By using the planning decisions you entered in the plan assumptions, the Planner can calculate what your income and expenses are in each year. Your cash flow is simply your income minus your expenses, including savings.

To calculate the cash flow in any year, your income and expenses are adjusted based on the increase or decrease you forecast. For example, living expenses increase by the inflation rate you forecast.

Each year's cash flow calculation depends on the decisions you've made. The number of active decisions varies from year to year.

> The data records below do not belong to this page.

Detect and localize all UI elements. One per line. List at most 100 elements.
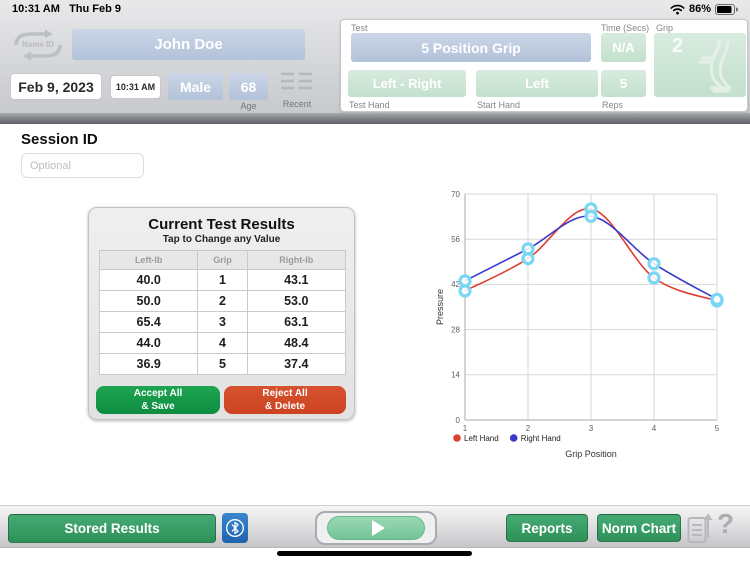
svg-text:56: 56 [451, 235, 460, 244]
reps-label: Reps [602, 100, 624, 110]
test-hand-field[interactable]: Left - Right [348, 70, 466, 97]
bottom-toolbar: Stored Results Reports Norm Chart ? [0, 505, 750, 548]
start-hand-field[interactable]: Left [476, 70, 598, 97]
result-value-cell[interactable]: 44.0 [98, 332, 199, 354]
result-value-cell[interactable]: 3 [197, 311, 248, 333]
results-table: Left-lb Grip Right-lb 40.0 1 43.1 50.0 2 53.0 65… [98, 250, 347, 375]
table-row: 40.0 1 43.1 [98, 269, 347, 291]
svg-text:4: 4 [652, 424, 657, 433]
accept-line2: & Save [141, 401, 175, 412]
result-value-cell[interactable]: 48.4 [246, 332, 347, 354]
svg-text:5: 5 [715, 424, 720, 433]
home-indicator[interactable] [277, 551, 472, 556]
top-toolbar: 10:31 AM Thu Feb 9 86% [0, 0, 750, 113]
results-column-header: Right-lb [246, 250, 347, 270]
age-label: Age [240, 101, 257, 111]
result-value-cell[interactable]: 63.1 [246, 311, 347, 333]
session-id-input[interactable] [21, 153, 144, 178]
reports-button[interactable]: Reports [506, 514, 588, 542]
reject-line2: & Delete [264, 401, 305, 412]
play-button-inner [327, 516, 425, 540]
results-subtitle: Tap to Change any Value [162, 234, 281, 245]
svg-text:Pressure: Pressure [435, 289, 445, 325]
test-label: Test [351, 23, 368, 33]
reps-field[interactable]: 5 [601, 70, 646, 97]
stored-results-button[interactable]: Stored Results [8, 514, 216, 543]
name-id-toggle-icon[interactable] [8, 27, 68, 63]
result-value-cell[interactable]: 50.0 [98, 290, 199, 312]
svg-text:70: 70 [451, 190, 460, 199]
svg-text:28: 28 [451, 325, 460, 334]
test-hand-label: Test Hand [349, 100, 390, 110]
time-button[interactable]: 10:31 AM [110, 75, 161, 99]
battery-icon [715, 3, 738, 15]
svg-text:1: 1 [463, 424, 468, 433]
time-secs-label: Time (Secs) [601, 23, 650, 33]
grip-chart-svg: 0 14 28 42 56 70 1 2 3 4 5 Left Hand Right Hand Grip … [435, 190, 724, 459]
status-right: 86% [670, 3, 738, 15]
status-date: Thu Feb 9 [69, 3, 122, 15]
bluetooth-icon [225, 518, 245, 538]
gender-field[interactable]: Male [168, 73, 223, 100]
table-row: 44.0 4 48.4 [98, 332, 347, 354]
recent-button[interactable]: Recent [279, 70, 315, 112]
svg-text:Right Hand: Right Hand [521, 434, 561, 443]
age-field[interactable]: 68 [229, 73, 268, 100]
toolbar-divider [0, 113, 750, 124]
table-row: 65.4 3 63.1 [98, 311, 347, 333]
grip-position-chart: 0 14 28 42 56 70 1 2 3 4 5 Left Hand Right Hand Grip … [430, 185, 742, 465]
result-value-cell[interactable]: 37.4 [246, 353, 347, 375]
results-header-row: Left-lb Grip Right-lb [98, 250, 347, 270]
battery-percent: 86% [688, 3, 711, 15]
help-button[interactable]: ? [717, 508, 735, 539]
results-column-header: Left-lb [98, 250, 199, 270]
test-settings-panel: Test 5 Position Grip Time (Secs) N/A Gri… [340, 19, 748, 112]
svg-text:3: 3 [589, 424, 594, 433]
status-left: 10:31 AM Thu Feb 9 [12, 3, 121, 15]
bluetooth-button[interactable] [222, 513, 248, 543]
result-value-cell[interactable]: 4 [197, 332, 248, 354]
reject-all-delete-button[interactable]: Reject All & Delete [224, 386, 346, 414]
svg-text:14: 14 [451, 371, 460, 380]
recent-list-icon [281, 72, 312, 90]
current-test-results-card: Current Test Results Tap to Change any V… [88, 207, 355, 420]
test-type-field[interactable]: 5 Position Grip [351, 33, 591, 62]
table-row: 36.9 5 37.4 [98, 353, 347, 375]
status-time: 10:31 AM [12, 3, 60, 15]
result-value-cell[interactable]: 1 [197, 269, 248, 291]
recent-label: Recent [282, 99, 312, 109]
grip-position-field[interactable]: 2 [654, 33, 746, 97]
result-value-cell[interactable]: 5 [197, 353, 248, 375]
accept-all-save-button[interactable]: Accept All & Save [96, 386, 220, 414]
result-value-cell[interactable]: 36.9 [98, 353, 199, 375]
svg-text:Left Hand: Left Hand [464, 434, 499, 443]
result-value-cell[interactable]: 65.4 [98, 311, 199, 333]
result-value-cell[interactable]: 40.0 [98, 269, 199, 291]
date-button[interactable]: Feb 9, 2023 [10, 73, 102, 100]
reject-line1: Reject All [262, 388, 308, 399]
svg-text:2: 2 [526, 424, 531, 433]
result-value-cell[interactable]: 2 [197, 290, 248, 312]
norm-chart-button[interactable]: Norm Chart [597, 514, 681, 542]
export-report-icon[interactable] [687, 512, 714, 544]
result-value-cell[interactable]: 53.0 [246, 290, 347, 312]
grip-label: Grip [656, 23, 674, 33]
svg-text:42: 42 [451, 280, 460, 289]
svg-text:Grip Position: Grip Position [565, 449, 617, 459]
table-row: 50.0 2 53.0 [98, 290, 347, 312]
session-id-label: Session ID [21, 131, 98, 148]
wifi-icon [670, 4, 685, 15]
patient-name-field[interactable]: John Doe [72, 29, 305, 60]
result-value-cell[interactable]: 43.1 [246, 269, 347, 291]
accept-line1: Accept All [133, 388, 183, 399]
time-secs-field[interactable]: N/A [601, 33, 646, 62]
play-icon [371, 520, 385, 536]
status-bar: 10:31 AM Thu Feb 9 86% [0, 0, 750, 18]
name-id-label: Name ID [21, 40, 54, 49]
play-button[interactable] [315, 511, 437, 545]
start-hand-label: Start Hand [477, 100, 521, 110]
results-title: Current Test Results [148, 216, 295, 233]
results-column-header: Grip [197, 250, 248, 270]
svg-text:0: 0 [456, 416, 461, 425]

The Lifetime Planner performs the following calculations to determine your cash flow in a given year:

Start:
  • Start the year with $0 cash flow.
Add:
  • Any salary
  • Any other income
  • Any income from a home or asset
  • Any proceeds from the sale of a home or assets
  • Any college-related income
  • Any income from a future loan
  • Social Security benefits (usually after retirement)
  • Pension benefits (usually after retirement)
  • The minimum required withdrawal from tax-deferred savings (begins when savings holder has reached or surpassed age 70½). The Lifetime Planner uses the Term Certain method to calculate the minimum required withdrawal. Using the term certain method, the distribution or withdrawal from a retirement account is based on the holder's life expectancy at the time of the first withdrawal. With each successive year, the account gets steadily depleted as the person's life expectancy decreases by one year. 
Subtract:
  • Income taxes on all taxable income
  • Social Security and Medicare taxes
  • Loans, including balloon payments on loans
  • Living expenses
  • Any planned down payment on a home or asset
  • Special expenses
  • Property taxes and expenses associated with a home or asset
  • Any planned college expenses
  • Your planned savings contributions

This tool is unavailable for users of our Canadian products.